Noisy Night by Mac Barnett and illustrated by Brian Biggs

A lot happens at night in a tall urban apartment building. People—and lots of other creatures, it turns out—are up all night singing, dancing, cheering and generally carrying on. But the old man who lives upstairs has had enough of this Noisy Night. Investigate the apartment building floor by floor to learn who is keeping the grumpy old man awake.

Over and Under the Pond by Kate Messner and illustrated by Christopher Silas Neal

The third in a series of books exploring the side of nature we can’t always see, Over and Under the Pond takes us exploring the rich life above and below the water’s surface. A fantastic book for teaching perspective, we row along with a boy and his mother seeing them from near, far, above and below as they explore the world around them. Along the way, land animals, water fowl, fish and other creatures observe the pair’s trip. Gorgeously illustrated, the book also contains extensive author’s notes on the wildlife pictured.

We’re All Wonders by R.J. Palacio

Fans of Auggie, the protagonist of R.J. Palacio’s renowned middle grade novel Wonder, will be thrilled with this new picture book. Auggie and his dog Daisy are back to share what it’s like to look different, this time for younger children. The picture book version doesn’t include the intense bullying that appears in the novel, but we still get a profound sense of sadness when other kids talk behind Auggie’s back or don’t want to play with him. The simple story reminds us that it’s our heart and soul that matter most, because We’re All Wonders.

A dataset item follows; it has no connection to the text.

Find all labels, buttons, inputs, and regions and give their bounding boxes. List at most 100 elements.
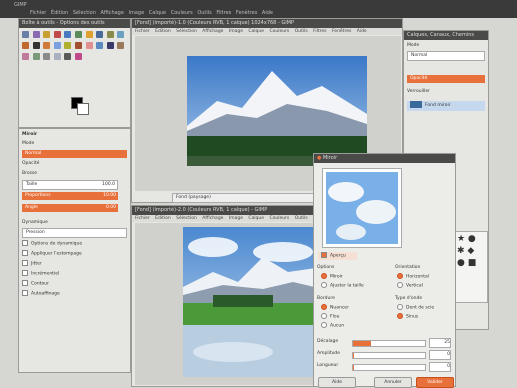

You Don’t Want a Unicorn! by Ame Dyckman and illustrated by Liz Climo

You may think you want a unicorn, but you don’t. It sounds fun, but unicorns cause all kinds of problems. They leave a trail of glitter wherever they go, they leave the house in shambles, and worst of all, they travel in groups. This funny picture book will leave your kids chatting about all the sound reasons You Don’t Want a Unicorn!